Come si evince da quanto detto fino ad ora, la scienza ha fatto grandi progressi ma la non consapevolezza di tutto genera nella società delle situazioni spiacevoli come l’esclusione dei soggetti affetti da Hiv da gruppi sociali o da relazioni affettive.

L’infettivologo Adriano Lazzarin, docente dell’Università Vita-Salute San Raffaele di Milano in occasione della Giornata Mondiale per la lotta all’Aids ha sottolineato in un’intervista pubblicata su Repubblica.it l’importanza di sensibilizzare la gente sul fatto che i soggetti sieropositivi che seguono la terapia, e ad oggi sono la maggior parte, non trasmettono più l’infezione, nemmeno se hanno dei rapporti sessuali non protetti:

Oggi l’HIV è molto meno trasmissibile perché quasi tutti quelli che hanno il virus si curano e quindi non possono trasmettere l’infezione agli altri.
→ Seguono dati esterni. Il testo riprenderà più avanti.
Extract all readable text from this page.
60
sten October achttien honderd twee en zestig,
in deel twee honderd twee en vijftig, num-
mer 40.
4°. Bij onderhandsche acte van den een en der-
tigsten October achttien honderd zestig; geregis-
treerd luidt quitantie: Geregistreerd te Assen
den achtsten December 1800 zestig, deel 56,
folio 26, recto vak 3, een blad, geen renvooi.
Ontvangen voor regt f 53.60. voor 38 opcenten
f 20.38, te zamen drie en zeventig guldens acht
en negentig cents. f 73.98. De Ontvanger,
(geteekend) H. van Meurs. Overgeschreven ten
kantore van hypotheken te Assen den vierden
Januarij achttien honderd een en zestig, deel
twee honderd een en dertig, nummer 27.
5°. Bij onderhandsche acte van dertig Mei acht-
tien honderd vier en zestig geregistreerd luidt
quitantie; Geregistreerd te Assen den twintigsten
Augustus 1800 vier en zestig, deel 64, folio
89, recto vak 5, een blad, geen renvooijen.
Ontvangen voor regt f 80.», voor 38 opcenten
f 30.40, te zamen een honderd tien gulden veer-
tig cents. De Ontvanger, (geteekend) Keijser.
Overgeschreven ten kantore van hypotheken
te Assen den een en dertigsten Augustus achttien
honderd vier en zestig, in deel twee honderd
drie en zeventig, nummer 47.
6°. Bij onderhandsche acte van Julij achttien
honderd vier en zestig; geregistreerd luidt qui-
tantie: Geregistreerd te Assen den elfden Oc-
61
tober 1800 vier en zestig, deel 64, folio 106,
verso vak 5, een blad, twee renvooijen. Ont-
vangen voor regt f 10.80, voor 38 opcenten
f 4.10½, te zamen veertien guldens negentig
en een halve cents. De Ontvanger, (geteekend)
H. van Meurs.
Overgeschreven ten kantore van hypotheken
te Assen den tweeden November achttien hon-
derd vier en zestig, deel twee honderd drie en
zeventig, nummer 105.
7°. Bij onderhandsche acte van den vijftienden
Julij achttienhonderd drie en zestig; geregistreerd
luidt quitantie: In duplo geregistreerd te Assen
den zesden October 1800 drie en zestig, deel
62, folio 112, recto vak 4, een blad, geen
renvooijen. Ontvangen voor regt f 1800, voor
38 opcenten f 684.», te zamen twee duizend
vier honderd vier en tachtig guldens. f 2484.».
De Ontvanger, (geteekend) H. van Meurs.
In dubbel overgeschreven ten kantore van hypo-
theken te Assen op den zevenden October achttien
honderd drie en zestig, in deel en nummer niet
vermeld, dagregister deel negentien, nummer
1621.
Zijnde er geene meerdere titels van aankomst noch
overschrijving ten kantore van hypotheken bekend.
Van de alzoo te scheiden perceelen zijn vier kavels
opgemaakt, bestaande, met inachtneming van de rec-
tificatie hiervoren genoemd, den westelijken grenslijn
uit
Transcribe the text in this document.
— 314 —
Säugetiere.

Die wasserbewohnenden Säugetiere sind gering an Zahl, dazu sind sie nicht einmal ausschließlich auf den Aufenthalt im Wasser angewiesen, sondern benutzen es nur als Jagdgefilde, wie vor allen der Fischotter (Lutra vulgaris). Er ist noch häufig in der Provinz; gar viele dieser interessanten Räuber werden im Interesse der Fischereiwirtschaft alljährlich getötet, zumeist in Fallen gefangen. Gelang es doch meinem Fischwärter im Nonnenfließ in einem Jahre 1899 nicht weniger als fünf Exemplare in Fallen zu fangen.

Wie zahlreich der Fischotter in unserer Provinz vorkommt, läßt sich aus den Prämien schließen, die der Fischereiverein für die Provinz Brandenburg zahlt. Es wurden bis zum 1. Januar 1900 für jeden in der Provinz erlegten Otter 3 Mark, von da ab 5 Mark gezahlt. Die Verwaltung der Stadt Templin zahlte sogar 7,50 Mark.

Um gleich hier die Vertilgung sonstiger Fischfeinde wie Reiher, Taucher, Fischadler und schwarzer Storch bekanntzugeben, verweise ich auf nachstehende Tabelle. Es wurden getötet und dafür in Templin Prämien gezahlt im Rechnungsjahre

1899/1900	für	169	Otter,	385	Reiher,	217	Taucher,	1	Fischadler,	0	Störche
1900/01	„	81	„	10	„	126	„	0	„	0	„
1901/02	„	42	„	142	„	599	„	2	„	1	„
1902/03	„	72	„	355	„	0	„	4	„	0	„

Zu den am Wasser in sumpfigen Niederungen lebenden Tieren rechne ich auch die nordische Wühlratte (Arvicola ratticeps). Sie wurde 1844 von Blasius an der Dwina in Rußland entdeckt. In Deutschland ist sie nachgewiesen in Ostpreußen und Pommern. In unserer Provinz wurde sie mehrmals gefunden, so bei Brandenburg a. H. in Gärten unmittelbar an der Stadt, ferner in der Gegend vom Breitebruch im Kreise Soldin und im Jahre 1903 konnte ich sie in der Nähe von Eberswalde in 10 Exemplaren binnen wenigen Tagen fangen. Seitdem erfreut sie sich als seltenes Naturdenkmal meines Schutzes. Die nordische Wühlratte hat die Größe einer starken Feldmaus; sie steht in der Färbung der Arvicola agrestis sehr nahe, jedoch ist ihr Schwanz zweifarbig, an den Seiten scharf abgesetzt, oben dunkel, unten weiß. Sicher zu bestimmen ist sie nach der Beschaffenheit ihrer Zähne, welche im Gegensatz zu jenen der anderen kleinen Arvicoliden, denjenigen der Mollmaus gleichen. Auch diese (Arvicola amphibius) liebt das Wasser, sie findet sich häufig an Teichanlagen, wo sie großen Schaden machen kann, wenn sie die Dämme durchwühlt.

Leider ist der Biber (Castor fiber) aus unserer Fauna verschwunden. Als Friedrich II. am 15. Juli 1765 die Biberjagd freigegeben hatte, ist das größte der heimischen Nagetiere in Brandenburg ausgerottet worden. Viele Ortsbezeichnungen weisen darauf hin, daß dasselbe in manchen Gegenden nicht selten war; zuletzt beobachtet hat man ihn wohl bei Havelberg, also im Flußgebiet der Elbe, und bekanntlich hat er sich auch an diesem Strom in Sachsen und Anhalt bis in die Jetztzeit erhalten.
Il problema della trasmissione del virus oggi rimane solo per chi, non sapendo di averlo, non si cura. È importante farsi il test ogni tanto per vedere se si è positivi o negativi: – ha concluso Lazzarin – è la scarsa propensione delle persone a sottoporsi al test che, almeno nei Paesi occidentali, impedisce di arrivare a intercettare e curare tutti i sieropositivi“.

È ovvio, infine, diffondere tra i giovani quante più informazioni possibili su questa malattia e sui rischi che ne seguono, ad esempio con progetti di educazione sessuale nelle scuole, al fine di favorire un’azione preventiva.